Происходящее кажется мне дурным сном. Одним из снов Ясина – может быть, это и есть сон Ясина, в пользу этой версии говорит тень, которую отбрасывает тело Спасителя мира: неестественно огромная, черная, глухая – она уже съела мои колени, грудь и живот, и теперь подбирается к подбородку: пройдет совсем немного времени, и я буду сожрана Алексом окончательно. В пользу этой версии говорит бледный светильник на полу. До сих пор я не имела ничего против материала, из которого он был сделан: верблюжья кожа или кожа какого-то другого животного, геометрические разводы хной; а если это – человеческая кожа, а геометрические разводы – татуировки, нанесенные на нее при жизни? Черный квадрат балкона, мой собственный череп – раскалывающийся, оправленный в серебро, какова его реальная стоимость и насколько ее можно сбить, торгуясь с владельцем antiquaire12 из Тибета?
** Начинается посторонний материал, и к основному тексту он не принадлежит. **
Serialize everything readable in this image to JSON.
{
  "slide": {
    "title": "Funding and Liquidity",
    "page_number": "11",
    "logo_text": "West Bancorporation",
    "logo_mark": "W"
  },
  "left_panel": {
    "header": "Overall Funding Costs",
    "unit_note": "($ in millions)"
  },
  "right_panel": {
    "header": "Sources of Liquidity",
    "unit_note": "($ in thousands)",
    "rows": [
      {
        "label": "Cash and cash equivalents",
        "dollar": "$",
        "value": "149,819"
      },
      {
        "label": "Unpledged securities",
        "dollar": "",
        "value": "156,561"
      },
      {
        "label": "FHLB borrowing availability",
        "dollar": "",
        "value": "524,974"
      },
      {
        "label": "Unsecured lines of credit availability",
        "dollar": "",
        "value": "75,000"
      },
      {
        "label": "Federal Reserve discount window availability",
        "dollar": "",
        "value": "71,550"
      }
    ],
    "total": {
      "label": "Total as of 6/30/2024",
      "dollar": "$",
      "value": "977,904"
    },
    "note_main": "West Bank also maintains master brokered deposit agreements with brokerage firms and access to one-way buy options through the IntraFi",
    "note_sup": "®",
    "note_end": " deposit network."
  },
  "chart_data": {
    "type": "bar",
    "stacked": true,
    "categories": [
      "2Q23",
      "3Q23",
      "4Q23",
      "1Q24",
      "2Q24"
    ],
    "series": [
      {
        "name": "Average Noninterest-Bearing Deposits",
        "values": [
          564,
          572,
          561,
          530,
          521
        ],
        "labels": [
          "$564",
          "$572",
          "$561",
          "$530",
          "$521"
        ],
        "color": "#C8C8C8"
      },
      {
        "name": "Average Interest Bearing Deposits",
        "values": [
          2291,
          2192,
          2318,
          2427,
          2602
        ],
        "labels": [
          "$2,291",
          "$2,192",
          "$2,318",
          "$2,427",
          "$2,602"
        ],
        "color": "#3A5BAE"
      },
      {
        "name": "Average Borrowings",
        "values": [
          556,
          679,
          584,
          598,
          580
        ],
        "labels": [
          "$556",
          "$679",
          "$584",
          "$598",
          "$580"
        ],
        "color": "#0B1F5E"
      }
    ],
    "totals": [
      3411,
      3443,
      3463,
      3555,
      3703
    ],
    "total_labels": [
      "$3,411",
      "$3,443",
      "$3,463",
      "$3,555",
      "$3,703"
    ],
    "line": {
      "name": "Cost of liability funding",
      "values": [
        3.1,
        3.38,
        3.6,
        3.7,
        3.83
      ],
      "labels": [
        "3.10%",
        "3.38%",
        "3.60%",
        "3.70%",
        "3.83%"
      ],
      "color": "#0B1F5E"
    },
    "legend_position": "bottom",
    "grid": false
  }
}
Потолок в комнате куда-то подевался, мой взгляд встречает пустоту, потолок – где-то там, за пустотой, не хватает только железных ферм и перекрытий, чтобы сходство с фабричным цехом было полным. Фабрика, обустроенная под жилище и набитая поделками Дали и Уорхола, фамилию звезды, прикупившую промышленную недвижимость, можно уточнить в справочнике. Или в одном из каталогов журнала «Форбс».
Если бы это был сон Ясина – я бы увидела кошку.
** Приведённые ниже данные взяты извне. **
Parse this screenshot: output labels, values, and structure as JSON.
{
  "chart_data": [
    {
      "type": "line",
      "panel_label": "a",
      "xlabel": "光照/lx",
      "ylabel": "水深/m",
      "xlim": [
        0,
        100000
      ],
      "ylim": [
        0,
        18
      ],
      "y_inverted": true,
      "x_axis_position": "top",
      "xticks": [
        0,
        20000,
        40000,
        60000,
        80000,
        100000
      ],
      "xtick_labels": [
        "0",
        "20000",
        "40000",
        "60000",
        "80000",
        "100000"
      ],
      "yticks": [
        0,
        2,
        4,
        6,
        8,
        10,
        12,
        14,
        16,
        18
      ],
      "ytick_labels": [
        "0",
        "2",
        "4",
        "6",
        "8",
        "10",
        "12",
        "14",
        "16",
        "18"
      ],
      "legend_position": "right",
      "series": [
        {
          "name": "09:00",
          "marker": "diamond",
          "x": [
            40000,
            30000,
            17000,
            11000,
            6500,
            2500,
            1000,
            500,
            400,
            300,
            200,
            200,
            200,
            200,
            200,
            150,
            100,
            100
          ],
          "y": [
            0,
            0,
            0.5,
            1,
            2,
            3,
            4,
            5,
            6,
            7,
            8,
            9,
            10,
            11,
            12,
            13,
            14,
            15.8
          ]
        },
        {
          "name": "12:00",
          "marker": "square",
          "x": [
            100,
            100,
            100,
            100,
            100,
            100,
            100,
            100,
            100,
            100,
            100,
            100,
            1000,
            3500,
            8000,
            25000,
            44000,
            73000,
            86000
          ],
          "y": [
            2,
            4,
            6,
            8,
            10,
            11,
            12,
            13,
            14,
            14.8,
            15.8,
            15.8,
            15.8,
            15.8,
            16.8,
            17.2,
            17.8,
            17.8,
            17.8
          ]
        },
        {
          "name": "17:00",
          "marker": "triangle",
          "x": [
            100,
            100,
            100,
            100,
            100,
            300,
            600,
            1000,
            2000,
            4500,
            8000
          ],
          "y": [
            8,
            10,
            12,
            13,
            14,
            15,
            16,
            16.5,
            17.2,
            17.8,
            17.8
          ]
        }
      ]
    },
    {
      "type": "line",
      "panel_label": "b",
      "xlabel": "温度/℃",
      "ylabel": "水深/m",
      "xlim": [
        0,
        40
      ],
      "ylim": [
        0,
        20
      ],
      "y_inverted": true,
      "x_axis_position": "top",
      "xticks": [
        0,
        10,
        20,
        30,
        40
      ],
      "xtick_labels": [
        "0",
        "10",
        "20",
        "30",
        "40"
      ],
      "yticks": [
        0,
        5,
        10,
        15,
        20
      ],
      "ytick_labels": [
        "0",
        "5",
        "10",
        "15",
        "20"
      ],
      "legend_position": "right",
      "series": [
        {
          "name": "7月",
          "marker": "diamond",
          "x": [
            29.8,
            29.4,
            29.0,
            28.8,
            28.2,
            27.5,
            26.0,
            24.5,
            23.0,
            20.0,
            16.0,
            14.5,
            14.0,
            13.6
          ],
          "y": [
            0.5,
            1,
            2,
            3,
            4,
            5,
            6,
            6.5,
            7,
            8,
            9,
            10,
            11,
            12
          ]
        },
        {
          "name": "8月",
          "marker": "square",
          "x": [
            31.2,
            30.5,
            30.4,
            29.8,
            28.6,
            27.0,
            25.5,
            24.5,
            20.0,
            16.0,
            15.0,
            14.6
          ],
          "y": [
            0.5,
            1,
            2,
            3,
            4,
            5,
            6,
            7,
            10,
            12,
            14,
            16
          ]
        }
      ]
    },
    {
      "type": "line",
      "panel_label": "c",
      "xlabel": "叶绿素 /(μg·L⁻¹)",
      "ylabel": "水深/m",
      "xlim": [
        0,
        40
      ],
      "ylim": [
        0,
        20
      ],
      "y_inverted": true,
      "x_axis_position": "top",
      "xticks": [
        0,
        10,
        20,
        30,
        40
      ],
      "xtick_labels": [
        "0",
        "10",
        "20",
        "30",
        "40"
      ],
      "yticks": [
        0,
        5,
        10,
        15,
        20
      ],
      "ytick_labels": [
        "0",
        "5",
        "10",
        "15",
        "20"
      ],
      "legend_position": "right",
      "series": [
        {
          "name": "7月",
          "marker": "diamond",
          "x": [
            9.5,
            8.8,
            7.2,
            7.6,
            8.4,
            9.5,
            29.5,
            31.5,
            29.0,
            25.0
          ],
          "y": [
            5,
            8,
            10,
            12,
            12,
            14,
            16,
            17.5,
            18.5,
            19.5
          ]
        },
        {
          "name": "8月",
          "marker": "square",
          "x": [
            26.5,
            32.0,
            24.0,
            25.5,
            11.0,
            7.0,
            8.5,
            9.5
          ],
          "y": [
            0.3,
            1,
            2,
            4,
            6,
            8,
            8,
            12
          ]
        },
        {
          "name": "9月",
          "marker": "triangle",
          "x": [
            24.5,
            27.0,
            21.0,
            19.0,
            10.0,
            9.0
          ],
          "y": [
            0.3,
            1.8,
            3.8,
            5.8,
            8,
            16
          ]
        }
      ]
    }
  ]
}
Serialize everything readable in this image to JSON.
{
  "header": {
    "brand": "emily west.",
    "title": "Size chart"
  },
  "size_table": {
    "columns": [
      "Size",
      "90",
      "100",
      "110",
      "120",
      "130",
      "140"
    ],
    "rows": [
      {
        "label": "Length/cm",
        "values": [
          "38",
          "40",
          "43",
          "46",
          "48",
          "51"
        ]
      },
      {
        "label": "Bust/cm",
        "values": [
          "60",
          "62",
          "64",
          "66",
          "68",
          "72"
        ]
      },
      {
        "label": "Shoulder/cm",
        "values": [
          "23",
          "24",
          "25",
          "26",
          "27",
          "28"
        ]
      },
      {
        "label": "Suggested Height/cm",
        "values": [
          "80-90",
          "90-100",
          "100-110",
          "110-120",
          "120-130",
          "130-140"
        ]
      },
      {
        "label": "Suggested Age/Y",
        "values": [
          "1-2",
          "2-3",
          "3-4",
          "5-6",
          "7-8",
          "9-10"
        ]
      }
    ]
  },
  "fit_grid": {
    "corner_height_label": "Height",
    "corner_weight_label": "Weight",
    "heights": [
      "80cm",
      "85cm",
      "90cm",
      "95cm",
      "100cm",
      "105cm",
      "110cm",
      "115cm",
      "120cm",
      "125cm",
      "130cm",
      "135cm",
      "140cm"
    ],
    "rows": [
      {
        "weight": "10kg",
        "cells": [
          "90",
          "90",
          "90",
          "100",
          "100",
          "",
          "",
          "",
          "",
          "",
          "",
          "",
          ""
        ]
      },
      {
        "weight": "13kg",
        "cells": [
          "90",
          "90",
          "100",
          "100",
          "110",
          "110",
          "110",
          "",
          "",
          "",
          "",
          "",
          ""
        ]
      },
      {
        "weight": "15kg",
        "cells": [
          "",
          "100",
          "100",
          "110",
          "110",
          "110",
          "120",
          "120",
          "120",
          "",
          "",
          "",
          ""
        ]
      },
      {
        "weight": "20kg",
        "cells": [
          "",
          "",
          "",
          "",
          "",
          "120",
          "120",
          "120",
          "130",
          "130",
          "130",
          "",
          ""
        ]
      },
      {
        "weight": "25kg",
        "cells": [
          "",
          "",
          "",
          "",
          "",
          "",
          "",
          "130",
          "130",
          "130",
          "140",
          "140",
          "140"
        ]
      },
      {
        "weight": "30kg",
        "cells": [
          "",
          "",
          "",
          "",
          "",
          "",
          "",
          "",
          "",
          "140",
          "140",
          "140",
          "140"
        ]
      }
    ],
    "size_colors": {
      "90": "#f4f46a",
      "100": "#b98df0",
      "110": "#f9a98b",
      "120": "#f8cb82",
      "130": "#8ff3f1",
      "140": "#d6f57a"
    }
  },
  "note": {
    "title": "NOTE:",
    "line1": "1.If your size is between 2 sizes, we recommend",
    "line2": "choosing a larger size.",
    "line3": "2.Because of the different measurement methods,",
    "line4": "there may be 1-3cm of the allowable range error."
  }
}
Но это не сон Ясина – это реальность Алекса Гринблата. Реальность, от которой слегка подташнивает.
– Так по рукам? Вы не ответили, Сашa.
«По рукам» – Алекс понимает слова слишком буквально. Или предугадывает мои собственные тайные желания: его пальцы находят мои и крепко сжимают их. Прикосновение длится, длится, длится – ровно столько, сколько я мечтала о нем.
– У вас есть кошка?
– Кошка? Вы очаровательны, Сашa! Нет, у меня нет кошки. Я в постоянных разъездах, и не в моих правилах обрекать животных на страдания и одиночество. Я бы не взял ответственность за кошку…
Все Спасители мира таковы: решая глобальные проблемы, они с блеском уходят от проблем совсем уж незначительных. Мир важнее кошки. И важнее одного, отдельно взятого человека.